At some point last year, I heard that front man and lyricist Chris Difford had written a book. I had to read it, and blew through it in a few days.
Difford grew up in Greenwich, England. He lived a sort of rough life and could have turned out quite differently if he hadn’t turned to music. With the great kyrics he typically writes, I would have thought him to be well-read, but he was actually a pretty poor student. I’d read many years ago about how Difford and his songwriting partner Glenn Tilbrook met when Difford posted an advertisement for a guitarist. The two have had their fractious moments over the years, but they are the core of the great “slice of life” songs Squeeze has recorded since the 1970’s.
Difford is pretty honest in his assessments of situations and owning up to his own responsibility when things falter. I was actually surprised at a number of his admissions throughout the book. He was not the only member of Squeeze to suffer addiction issues – it was well known that their drummer in the early 1980’s was an alcoholic – but he is honest in how much it hurt the band and his relationships. It’s interesting to note that Elton John is his sponsor in sobriety. His encounters with other musicians and celebrities is notable, if only because he always seemed to be the quieter, more reserved member of the band. When times got tough, he always seemed to fall into a way to survive, even if it meant supporting another, well-known musician such as Bryan Ferry.

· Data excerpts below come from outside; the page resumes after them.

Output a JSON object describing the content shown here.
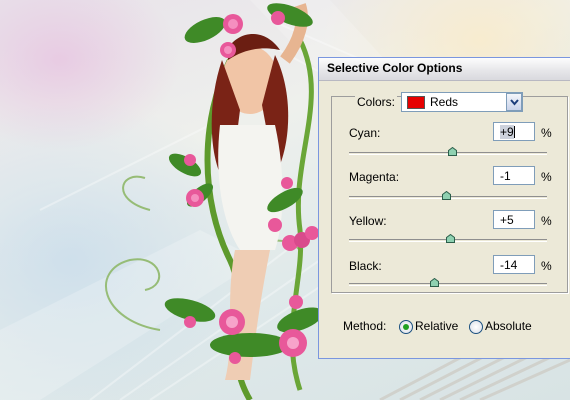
{
  "dialog": {
    "title": "Selective Color Options",
    "colors_label": "Colors:",
    "colors_value": "Reds",
    "colors_swatch": "#e60000",
    "sliders": [
      {
        "label": "Cyan:",
        "value": "+9",
        "unit": "%",
        "level": 0.52
      },
      {
        "label": "Magenta:",
        "value": "-1",
        "unit": "%",
        "level": 0.49
      },
      {
        "label": "Yellow:",
        "value": "+5",
        "unit": "%",
        "level": 0.51
      },
      {
        "label": "Black:",
        "value": "-14",
        "unit": "%",
        "level": 0.43
      }
    ],
    "method_label": "Method:",
    "method_options": [
      {
        "label": "Relative",
        "selected": true
      },
      {
        "label": "Absolute",
        "selected": false
      }
    ]
  },
  "icons": {
    "dropdown": "chevron-down-icon",
    "slider_thumb": "slider-thumb-icon"
  },
  "colors": {
    "dialog_bg": "#ece9d8",
    "dialog_border": "#7a96df",
    "radio_selected": "#21a121"
  }
}
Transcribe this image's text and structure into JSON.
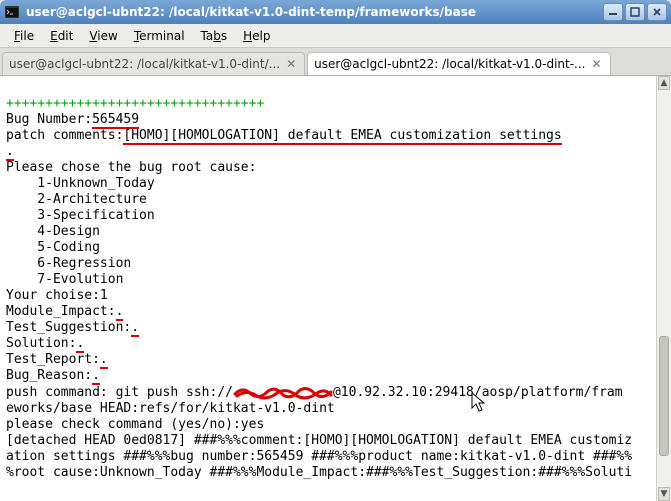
{
  "window": {
    "title": "user@aclgcl-ubnt22: /local/kitkat-v1.0-dint-temp/frameworks/base"
  },
  "menu": {
    "file": "File",
    "edit": "Edit",
    "view": "View",
    "terminal": "Terminal",
    "tabs": "Tabs",
    "help": "Help"
  },
  "tabs": [
    {
      "label": "user@aclgcl-ubnt22: /local/kitkat-v1.0-dint/...",
      "active": false
    },
    {
      "label": "user@aclgcl-ubnt22: /local/kitkat-v1.0-dint-...",
      "active": true
    }
  ],
  "term": {
    "pluses": "+++++++++++++++++++++++++++++++++",
    "bug_label": "Bug Number:",
    "bug_value": "565459",
    "patch_label": "patch comments:",
    "patch_value": "[HOMO][HOMOLOGATION] default EMEA customization settings",
    "rootcause_prompt": "Please chose the bug root cause:",
    "opts": {
      "o1": "    1-Unknown_Today",
      "o2": "    2-Architecture",
      "o3": "    3-Specification",
      "o4": "    4-Design",
      "o5": "    5-Coding",
      "o6": "    6-Regression",
      "o7": "    7-Evolution"
    },
    "choice_line": "Your choise:1",
    "module_label": "Module_Impact:",
    "test_sugg_label": "Test_Suggestion:",
    "solution_label": "Solution:",
    "test_report_label": "Test_Report:",
    "bug_reason_label": "Bug_Reason:",
    "dotval": ".",
    "push_pre": "push command: git push ssh://",
    "push_post": "@10.92.32.10:29418/aosp/platform/fram",
    "push_line2": "eworks/base HEAD:refs/for/kitkat-v1.0-dint",
    "confirm": "please check command (yes/no):yes",
    "detached1": "[detached HEAD 0ed0817] ###%%%comment:[HOMO][HOMOLOGATION] default EMEA customiz",
    "detached2": "ation settings ###%%%bug number:565459 ###%%%product name:kitkat-v1.0-dint ###%%",
    "detached3": "%root cause:Unknown_Today ###%%%Module_Impact:###%%%Test_Suggestion:###%%%Soluti"
  }
}
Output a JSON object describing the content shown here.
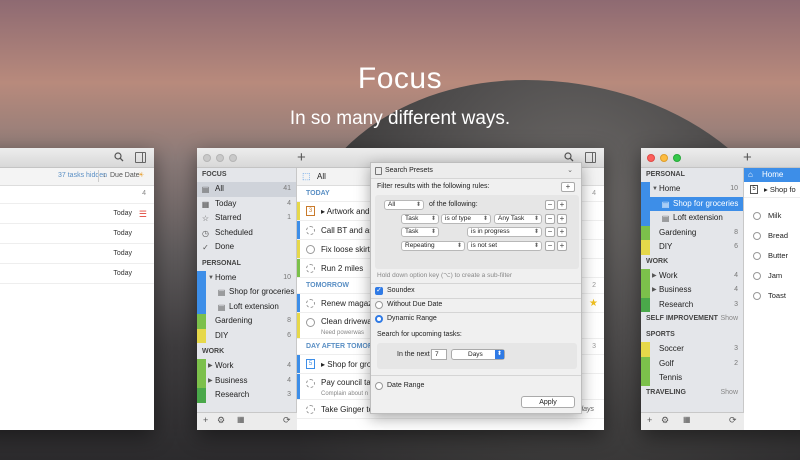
{
  "hero": {
    "title": "Focus",
    "subtitle": "In so many different ways."
  },
  "left_window": {
    "filter_text": "37 tasks hidden",
    "sort_label": "Due Date",
    "count_top": "4",
    "tasks": [
      {
        "due": "Today"
      },
      {
        "due": "Today"
      },
      {
        "due": "Today"
      },
      {
        "due": "Today"
      }
    ]
  },
  "mid_window": {
    "sidebar": {
      "focus_header": "FOCUS",
      "focus_items": [
        {
          "label": "All",
          "count": "41"
        },
        {
          "label": "Today",
          "count": "4"
        },
        {
          "label": "Starred",
          "count": "1"
        },
        {
          "label": "Scheduled",
          "count": ""
        },
        {
          "label": "Done",
          "count": ""
        }
      ],
      "personal_header": "PERSONAL",
      "personal_items": [
        {
          "label": "Home",
          "count": "10"
        },
        {
          "label": "Shop for groceries",
          "count": ""
        },
        {
          "label": "Loft extension",
          "count": ""
        },
        {
          "label": "Gardening",
          "count": "8"
        },
        {
          "label": "DIY",
          "count": "6"
        }
      ],
      "work_header": "WORK",
      "work_items": [
        {
          "label": "Work",
          "count": "4"
        },
        {
          "label": "Business",
          "count": "4"
        },
        {
          "label": "Research",
          "count": "3"
        }
      ]
    },
    "list_header": "All",
    "sections": {
      "today": "TODAY",
      "today_count": "4",
      "tomorrow": "TOMORROW",
      "tomorrow_count": "2",
      "day_after": "DAY AFTER TOMORROW",
      "day_after_count": "3"
    },
    "tasks_today": [
      "Artwork and",
      "Call BT and ask",
      "Fix loose skirting",
      "Run 2 miles"
    ],
    "tasks_tomorrow": [
      {
        "title": "Renew magazine",
        "sub": ""
      },
      {
        "title": "Clean driveway",
        "sub": "Need powerwas"
      }
    ],
    "tasks_day_after": [
      {
        "title": "Shop for groc",
        "sub": ""
      },
      {
        "title": "Pay council tax",
        "sub": "Complain about n"
      },
      {
        "title": "Take Ginger to vet",
        "sub": "",
        "date": "In 2 days"
      }
    ]
  },
  "popover": {
    "title": "Search Presets",
    "filter_intro": "Filter results with the following rules:",
    "match_select": "All",
    "match_suffix": "of the following:",
    "rules": [
      {
        "field": "Task",
        "op": "is of type",
        "value": "Any Task"
      },
      {
        "field": "Task",
        "op": "is in progress",
        "value": ""
      },
      {
        "field": "Repeating",
        "op": "is not set",
        "value": ""
      }
    ],
    "hint": "Hold down option key (⌥) to create a sub-filter",
    "soundex": "Soundex",
    "without_due": "Without Due Date",
    "dynamic_range": "Dynamic Range",
    "search_upcoming": "Search for upcoming tasks:",
    "in_the_next": "In the next",
    "days_value": "7",
    "days_unit": "Days",
    "date_range": "Date Range",
    "apply": "Apply"
  },
  "right_window": {
    "sidebar": {
      "personal_header": "PERSONAL",
      "items": [
        {
          "label": "Home",
          "count": "10"
        },
        {
          "label": "Shop for groceries",
          "count": ""
        },
        {
          "label": "Loft extension",
          "count": ""
        },
        {
          "label": "Gardening",
          "count": "8"
        },
        {
          "label": "DIY",
          "count": "6"
        }
      ],
      "work_header": "WORK",
      "work_items": [
        {
          "label": "Work",
          "count": "4"
        },
        {
          "label": "Business",
          "count": "4"
        },
        {
          "label": "Research",
          "count": "3"
        }
      ],
      "self_header": "SELF IMPROVEMENT",
      "self_show": "Show",
      "sports_header": "SPORTS",
      "sports_items": [
        {
          "label": "Soccer",
          "count": "3"
        },
        {
          "label": "Golf",
          "count": "2"
        },
        {
          "label": "Tennis",
          "count": ""
        }
      ],
      "travel_header": "TRAVELING",
      "travel_show": "Show"
    },
    "tab": "Home",
    "list_title": "Shop fo",
    "items": [
      "Milk",
      "Bread",
      "Butter",
      "Jam",
      "Toast"
    ]
  },
  "colors": {
    "accent": "#3d8ee8",
    "section_blue": "#5a8fc4"
  }
}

His self-depricating, dry humor is evident throughout. For a long time he doesn’t see himself among equals and sees himself being carried by other members of the band. Whether that’s a fair assessment or not, that’s how he sees it, and is in contrast to many other autobiographies where the writer sees himself as the center of the universe. He gives away where a lot of the songs he wrote come from, although if you’re really interested in that, I’d recommend the book Squeeze: Song by Song instead.

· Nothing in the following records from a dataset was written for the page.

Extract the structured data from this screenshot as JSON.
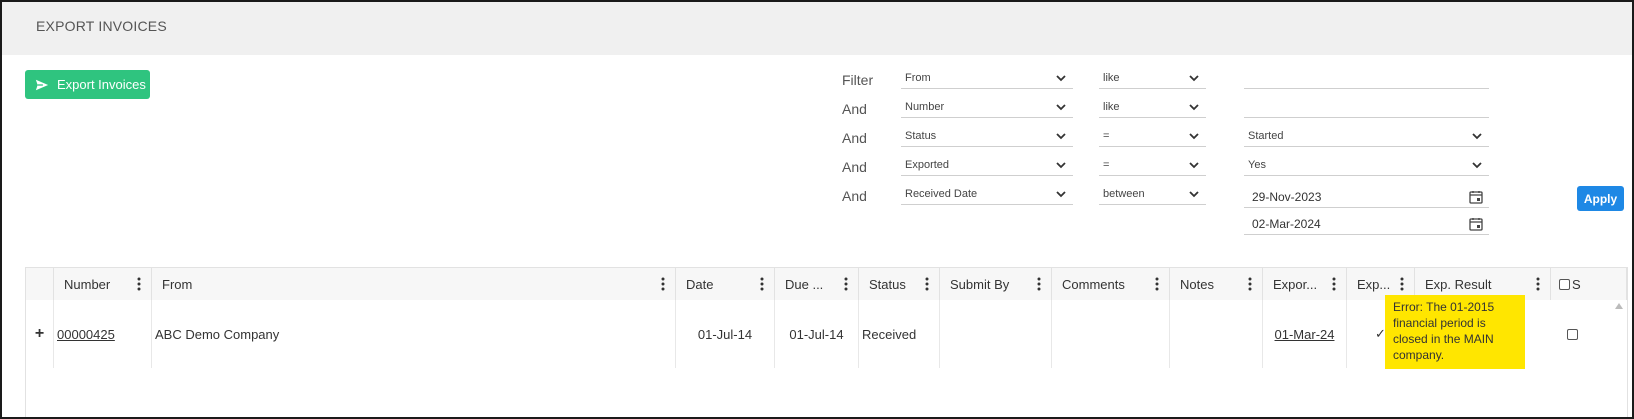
{
  "page": {
    "title": "EXPORT INVOICES"
  },
  "toolbar": {
    "export_label": "Export Invoices"
  },
  "filters": [
    {
      "keyword": "Filter",
      "field": "From",
      "operator": "like",
      "value": "",
      "value_is_select": false
    },
    {
      "keyword": "And",
      "field": "Number",
      "operator": "like",
      "value": "",
      "value_is_select": false
    },
    {
      "keyword": "And",
      "field": "Status",
      "operator": "=",
      "value": "Started",
      "value_is_select": true
    },
    {
      "keyword": "And",
      "field": "Exported",
      "operator": "=",
      "value": "Yes",
      "value_is_select": true
    },
    {
      "keyword": "And",
      "field": "Received Date",
      "operator": "between",
      "value": "29-Nov-2023",
      "value2": "02-Mar-2024",
      "value_is_select": false
    }
  ],
  "apply_label": "Apply",
  "table": {
    "columns": [
      "Number",
      "From",
      "Date",
      "Due ...",
      "Status",
      "Submit By",
      "Comments",
      "Notes",
      "Expor...",
      "Exp...",
      "Exp. Result",
      "S"
    ],
    "rows": [
      {
        "expand": "+",
        "number": "00000425",
        "from": "ABC Demo Company",
        "date": "01-Jul-14",
        "due": "01-Jul-14",
        "status": "Received",
        "submit_by": "",
        "comments": "",
        "notes": "",
        "exported_date": "01-Mar-24",
        "exported_mark": "✓",
        "exp_result": "Error: The 01-2015 financial period is closed in the MAIN company."
      }
    ]
  },
  "colors": {
    "export_button": "#2fc47f",
    "apply_button": "#1e88e5",
    "error_highlight": "#ffe600"
  }
}
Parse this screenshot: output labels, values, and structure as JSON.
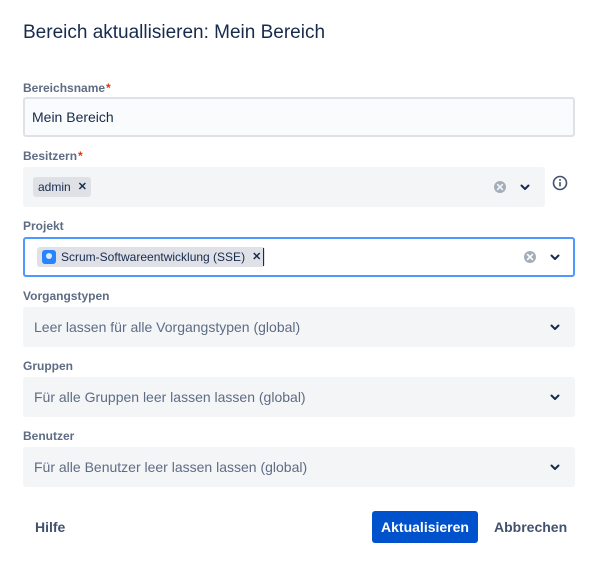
{
  "dialog": {
    "title": "Bereich aktuallisieren: Mein Bereich"
  },
  "fields": {
    "name": {
      "label": "Bereichsname",
      "required": "*",
      "value": "Mein Bereich"
    },
    "owner": {
      "label": "Besitzern",
      "required": "*",
      "chip": "admin"
    },
    "project": {
      "label": "Projekt",
      "chip": "Scrum-Softwareentwicklung (SSE)"
    },
    "issue_types": {
      "label": "Vorgangstypen",
      "placeholder": "Leer lassen für alle Vorgangstypen (global)"
    },
    "groups": {
      "label": "Gruppen",
      "placeholder": "Für alle Gruppen leer lassen lassen (global)"
    },
    "users": {
      "label": "Benutzer",
      "placeholder": "Für alle Benutzer leer lassen lassen (global)"
    }
  },
  "footer": {
    "help": "Hilfe",
    "submit": "Aktualisieren",
    "cancel": "Abbrechen"
  },
  "icons": {
    "chip_remove": "close-icon",
    "clear": "clear-icon",
    "caret": "chevron-down-icon",
    "info": "info-icon",
    "project_avatar": "project-avatar-icon"
  },
  "colors": {
    "primary": "#0052CC",
    "focus_border": "#4C9AFF",
    "required": "#DE350B",
    "field_bg": "#F4F5F7"
  }
}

At the same time, by confronting his demons he gives inspiration to others. He’s a proponent of the 12-step programs that helped both him and Elton John. I thought it was very spiritual at times, without intending to be. He admits how in recent years he’d rather stay at home in his farmhouse with his wife, but ventures out for tours time and time again. They must be doing something right because Squeeze is one of the few bands from the 1980’s that sells out just based on their name and is still playing great music, rather than just being a part of the nostalgia circuit.

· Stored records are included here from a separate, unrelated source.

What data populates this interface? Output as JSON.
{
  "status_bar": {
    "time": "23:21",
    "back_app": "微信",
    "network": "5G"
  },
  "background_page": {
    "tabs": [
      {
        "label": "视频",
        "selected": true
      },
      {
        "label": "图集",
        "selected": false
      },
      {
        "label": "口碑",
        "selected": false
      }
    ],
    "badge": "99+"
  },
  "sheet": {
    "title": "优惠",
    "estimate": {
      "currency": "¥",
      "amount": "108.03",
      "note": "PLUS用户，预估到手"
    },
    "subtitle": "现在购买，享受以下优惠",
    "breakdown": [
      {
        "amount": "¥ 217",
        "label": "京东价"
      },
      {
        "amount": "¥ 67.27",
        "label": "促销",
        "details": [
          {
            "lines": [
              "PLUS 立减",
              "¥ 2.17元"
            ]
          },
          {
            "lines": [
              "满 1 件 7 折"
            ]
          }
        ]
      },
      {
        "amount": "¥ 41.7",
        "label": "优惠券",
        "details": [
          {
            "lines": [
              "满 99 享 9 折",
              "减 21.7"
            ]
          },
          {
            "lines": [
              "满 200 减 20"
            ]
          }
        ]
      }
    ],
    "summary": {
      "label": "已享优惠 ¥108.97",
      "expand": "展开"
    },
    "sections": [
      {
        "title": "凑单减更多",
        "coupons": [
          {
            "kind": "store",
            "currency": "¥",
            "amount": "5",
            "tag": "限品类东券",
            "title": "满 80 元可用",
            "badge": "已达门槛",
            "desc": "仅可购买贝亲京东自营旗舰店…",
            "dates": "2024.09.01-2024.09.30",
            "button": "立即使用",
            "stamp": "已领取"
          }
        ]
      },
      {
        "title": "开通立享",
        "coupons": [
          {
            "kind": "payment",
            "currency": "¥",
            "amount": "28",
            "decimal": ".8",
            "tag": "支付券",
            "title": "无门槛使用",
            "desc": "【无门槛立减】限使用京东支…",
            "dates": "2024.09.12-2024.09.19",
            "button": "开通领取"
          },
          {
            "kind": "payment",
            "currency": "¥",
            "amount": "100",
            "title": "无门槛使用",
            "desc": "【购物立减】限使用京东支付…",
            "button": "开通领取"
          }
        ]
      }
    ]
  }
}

For fans of Squeeze, this is a treasure and if you haven’t read it, you should. I admit that before reading this, I was pretty much a fan of Glenn Tilbrook. After reading this I’ve come to appreciate Difford’s many talents and purchased his solo works as well. I really had a lot of fun reading this. He didn’t use a ghost-writer and at times it shows, but in general he’s done a terrific job and given fans an honest slice of his life.